先ほどマイニングという報酬について説明したが、このブロック報酬の変更ではマイニングの報酬が減少した。
これをDifficulty Bombともいう訳だが、報酬が元々3イーサリアムだったのが2イーサリアムと変更になったのだ。

一見するとあまりポジティブなアップデートには見えないが、意外なメリットがある。
マイナー達がもらえる報酬が減少してしまった事で価格が下がりにくくなったのだ。
マイナー達は報酬をもらったら、その仮想通貨をそのまま売却する人が多くいる。
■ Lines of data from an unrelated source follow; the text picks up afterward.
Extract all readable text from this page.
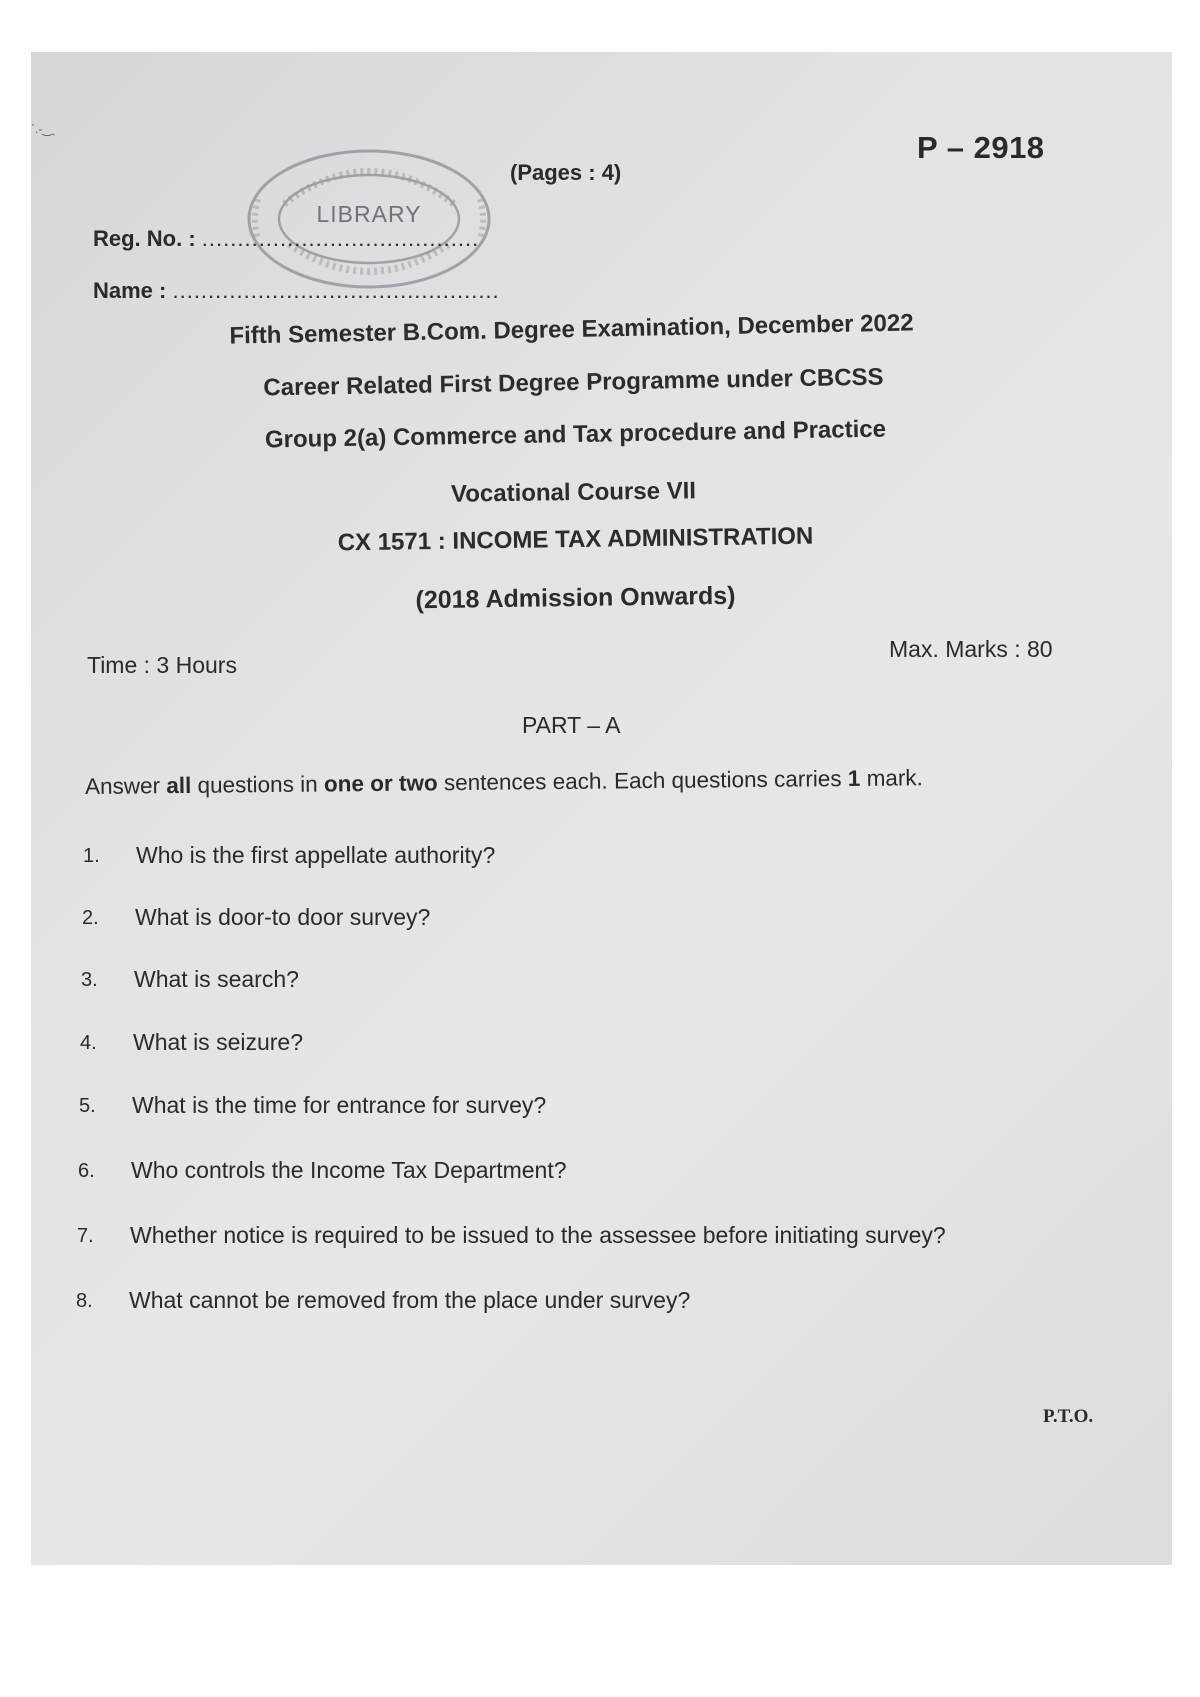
ˋ.-‿ˎ
P – 2918
LIBRARY
(Pages : 4)
Reg. No. : .......................................
Name : ..............................................
Fifth Semester B.Com. Degree Examination, December 2022
Career Related First Degree Programme under CBCSS
Group 2(a) Commerce and Tax procedure and Practice
Vocational Course VII
CX 1571 : INCOME TAX ADMINISTRATION
(2018 Admission Onwards)
Time : 3 Hours
Max. Marks : 80
PART – A
Answer all questions in one or two sentences each. Each questions carries 1 mark.
1. Who is the first appellate authority?
2. What is door-to door survey?
3. What is search?
4. What is seizure?
5. What is the time for entrance for survey?
6. Who controls the Income Tax Department?
7. Whether notice is required to be issued to the assessee before initiating survey?
8. What cannot be removed from the place under survey?
P.T.O.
(もちろん保有している方もいる)

つまり今まで3イーサリアムを売却していたのに、アップデートにより2イーサリアムしか売却できなくなった。
結果的に売り圧力が少なくなり、価格の大幅な下落が減ったのだ。
ちなみにこちらのアップデートでもイーサリアムの価値は3倍まで上昇する結果となった。

まとめ

いかがだっただろうか?
イーサリアムは未完の仮想通貨ではあるが、それでも時価総額は第二位と素晴らしい仮想通貨の一つだ。
今後、最終アップデートまで完了しユーザーの使い勝手が良くなってくれば、もしかしたら時価総額の面でビットコインを抜いてしまうかもしれない可能性だって持っている。

一般消費者だけが使用している仮想通貨ではなく、企業も導入を進めているのもイーサリアムの知名度を更に上げる一因になっている。また2017年には、改正資金決済法も施行され仮想通貨が一つの支払い方法としても認められている。
法律に認められ、世間一般からも今後更に認められていけば、より一層身近な通貨としてイーサリアムはその存在感を高めていく事になるだろう。